On Thursday, I was standing at the bus stop and felt someone’s eyes on my back. I shifted slightly and out of the corner of my eye I saw a man making a beeline for me, so I turned to face him. I don’t normally make eye contact with strangers — it invites too much attention — but I thought this guy, because of his aggressive movements, needed to know I saw him and was unafraid to look him in the face. He swerved away down the sidewalk and I hoped that was the end of that.
A moment later, he came back. This time he was walking more slowly.
“You’re a beautiful young woman,” he said.
“Thanks,” I said without looking at him, again hoping that would be the end of this interaction. It was drizzling and cold and I was beginning to suspect that I had missed the bus. I looked up the street and then down at my phone, thinking he’d get the hint.
The guy kept trying to talk to me. Over the next several minutes, he asked me my name, my age, where I lived, if he could have my phone number, if I wanted his phone number. I told him no. And no. And no. Eventually I just tried to ignore him.
I definitely had missed the bus. The next one wouldn’t be for another 20-odd minutes and I wasn’t sure what to do. I could walk the couple of blocks home and wait there, but then this guy would know where I lived.
“You smoke cigarettes?” he asked. Then, “You smoke weed? We should get high.” When a couple minutes had passed and he realized I wasn’t going to answer his questions, he crossed to the #60 bus stop on the opposite side of the street.
“I stay right up the street,” he called as he crossed. “You should let me call you.”
He stood at the stop watching me as the #60 roared by.
I finally decided that the least risky option that would get me downtown soon was to walk several blocks to a different route, but to do so, I would have to walk down the street in front of the creeper guy.

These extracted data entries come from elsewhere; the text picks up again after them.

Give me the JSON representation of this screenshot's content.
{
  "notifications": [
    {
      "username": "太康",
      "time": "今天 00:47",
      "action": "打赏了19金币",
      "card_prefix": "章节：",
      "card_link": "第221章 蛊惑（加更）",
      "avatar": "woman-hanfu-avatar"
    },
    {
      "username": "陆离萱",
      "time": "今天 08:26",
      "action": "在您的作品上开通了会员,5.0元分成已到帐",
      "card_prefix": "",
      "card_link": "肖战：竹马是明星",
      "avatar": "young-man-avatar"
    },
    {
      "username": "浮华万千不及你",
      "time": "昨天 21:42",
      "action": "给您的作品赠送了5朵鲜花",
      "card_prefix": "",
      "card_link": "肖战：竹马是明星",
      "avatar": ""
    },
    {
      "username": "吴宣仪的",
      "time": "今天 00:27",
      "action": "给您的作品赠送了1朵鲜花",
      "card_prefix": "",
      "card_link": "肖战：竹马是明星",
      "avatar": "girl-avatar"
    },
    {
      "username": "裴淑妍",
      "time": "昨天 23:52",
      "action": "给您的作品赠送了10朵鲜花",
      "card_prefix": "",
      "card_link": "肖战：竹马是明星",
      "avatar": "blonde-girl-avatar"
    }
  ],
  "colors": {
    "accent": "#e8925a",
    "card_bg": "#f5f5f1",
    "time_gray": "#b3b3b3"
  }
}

As I made my way, he shouted out one more thing:
“Hey, you want to make a couple bucks?”
He was smiling. He’d delivered the coup de grace. If I wouldn’t give him the time of day, I must be a prostitute.

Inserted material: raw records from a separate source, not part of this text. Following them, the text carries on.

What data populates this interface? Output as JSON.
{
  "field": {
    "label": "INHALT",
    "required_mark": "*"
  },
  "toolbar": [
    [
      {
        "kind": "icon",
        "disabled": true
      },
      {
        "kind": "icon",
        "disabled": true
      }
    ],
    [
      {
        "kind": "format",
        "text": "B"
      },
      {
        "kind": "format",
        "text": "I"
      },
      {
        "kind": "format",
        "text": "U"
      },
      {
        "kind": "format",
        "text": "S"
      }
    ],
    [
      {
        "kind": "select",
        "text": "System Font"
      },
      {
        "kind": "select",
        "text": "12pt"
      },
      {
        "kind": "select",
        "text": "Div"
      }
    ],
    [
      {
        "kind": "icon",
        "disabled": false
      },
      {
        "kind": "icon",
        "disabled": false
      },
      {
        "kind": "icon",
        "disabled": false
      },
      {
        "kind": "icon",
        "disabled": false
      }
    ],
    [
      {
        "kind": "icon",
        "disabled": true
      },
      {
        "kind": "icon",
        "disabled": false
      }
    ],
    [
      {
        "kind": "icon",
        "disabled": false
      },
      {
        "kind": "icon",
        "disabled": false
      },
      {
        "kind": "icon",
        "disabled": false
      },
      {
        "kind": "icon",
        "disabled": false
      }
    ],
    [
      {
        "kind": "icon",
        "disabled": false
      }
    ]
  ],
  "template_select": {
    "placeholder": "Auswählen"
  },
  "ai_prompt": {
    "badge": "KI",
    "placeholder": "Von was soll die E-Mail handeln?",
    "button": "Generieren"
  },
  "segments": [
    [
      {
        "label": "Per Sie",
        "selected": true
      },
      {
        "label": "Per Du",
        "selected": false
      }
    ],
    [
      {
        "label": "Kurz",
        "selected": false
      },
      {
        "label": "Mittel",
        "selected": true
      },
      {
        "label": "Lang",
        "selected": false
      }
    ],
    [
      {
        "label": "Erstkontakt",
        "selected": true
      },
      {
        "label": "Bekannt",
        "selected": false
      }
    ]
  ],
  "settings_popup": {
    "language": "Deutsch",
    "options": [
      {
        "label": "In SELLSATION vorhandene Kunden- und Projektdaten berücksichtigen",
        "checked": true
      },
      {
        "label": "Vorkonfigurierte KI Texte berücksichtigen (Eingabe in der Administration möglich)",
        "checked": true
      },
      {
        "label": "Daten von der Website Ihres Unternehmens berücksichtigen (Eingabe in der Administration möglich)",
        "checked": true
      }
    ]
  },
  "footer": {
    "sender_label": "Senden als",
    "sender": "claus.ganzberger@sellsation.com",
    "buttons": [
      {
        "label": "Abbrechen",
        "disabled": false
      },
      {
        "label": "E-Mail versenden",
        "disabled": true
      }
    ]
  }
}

I briefly considered crossing the street and ripping his head off and shoving it down his neck. I probably could have done it, but I didn’t want to go to prison.

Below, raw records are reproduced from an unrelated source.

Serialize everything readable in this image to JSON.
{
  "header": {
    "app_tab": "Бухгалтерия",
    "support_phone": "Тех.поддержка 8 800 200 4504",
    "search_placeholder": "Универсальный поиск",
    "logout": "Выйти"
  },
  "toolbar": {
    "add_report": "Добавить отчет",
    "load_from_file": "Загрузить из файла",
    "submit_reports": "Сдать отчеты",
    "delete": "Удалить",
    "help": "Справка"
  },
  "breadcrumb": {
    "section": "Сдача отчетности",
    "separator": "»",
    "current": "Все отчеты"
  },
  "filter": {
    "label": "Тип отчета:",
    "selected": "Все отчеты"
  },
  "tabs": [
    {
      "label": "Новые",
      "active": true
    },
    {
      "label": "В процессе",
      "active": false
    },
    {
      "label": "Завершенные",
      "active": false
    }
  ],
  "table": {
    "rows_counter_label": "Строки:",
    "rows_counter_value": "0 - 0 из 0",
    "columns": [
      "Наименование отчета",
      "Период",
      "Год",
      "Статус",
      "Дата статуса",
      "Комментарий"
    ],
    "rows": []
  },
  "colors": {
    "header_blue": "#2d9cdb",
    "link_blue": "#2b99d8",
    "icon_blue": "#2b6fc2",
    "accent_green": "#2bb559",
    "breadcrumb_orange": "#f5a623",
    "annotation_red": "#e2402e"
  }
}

This episode shook me hard. The next day I was almost late to the creative writing class I’m teaching because I didn’t get out to that same bus stop in time. I had to go home and wait for the next one, cutting my arrival at school unprofessionally close.
This episode shook me because — with all the much-needed public discussion about rape culture and the constant denigration women experience in our society — I had been thinking recently how often I get harassed on the street. It drains me, in part because there’s seemingly no right answer. Over the years, I’ve been talked to, talked at, talked about, threatened, cat-called, criticized, honked at, touched, chased. In response, I’ve tried ignoring, talking back, acting crazy, running away, pounding on car hoods, threatening with sharp objects (yes), spitting, ignoring, talking back, ignoring, ignoring, ignoring. It occurs to me now that none of these approaches stops it, because the problem is not with what I do or don’t do. It’s with what the harassers do.
The creeper guy harassed me on Thursday. The incident affected my mood for the rest of the day. It affected my ability to get to the bus stop on time the next day. It affected my teaching. I wrote a really bad poem about it on Saturday. I’m blogging about it now. This is the first time I’ve noticed how much energy gets sapped when men do this, although it must have been happening all these years. It’s not just a loss of a feeling of security, it’s a loss of my creative focus.
Compound that loss, multiply it by the number of women and girls in the world, and it begins to feel like a conspiracy. Keep us fearful and unfocused and we’ll stay behind. “Conspiracy” is too strong a word — it implies intention. But “culture” might not be.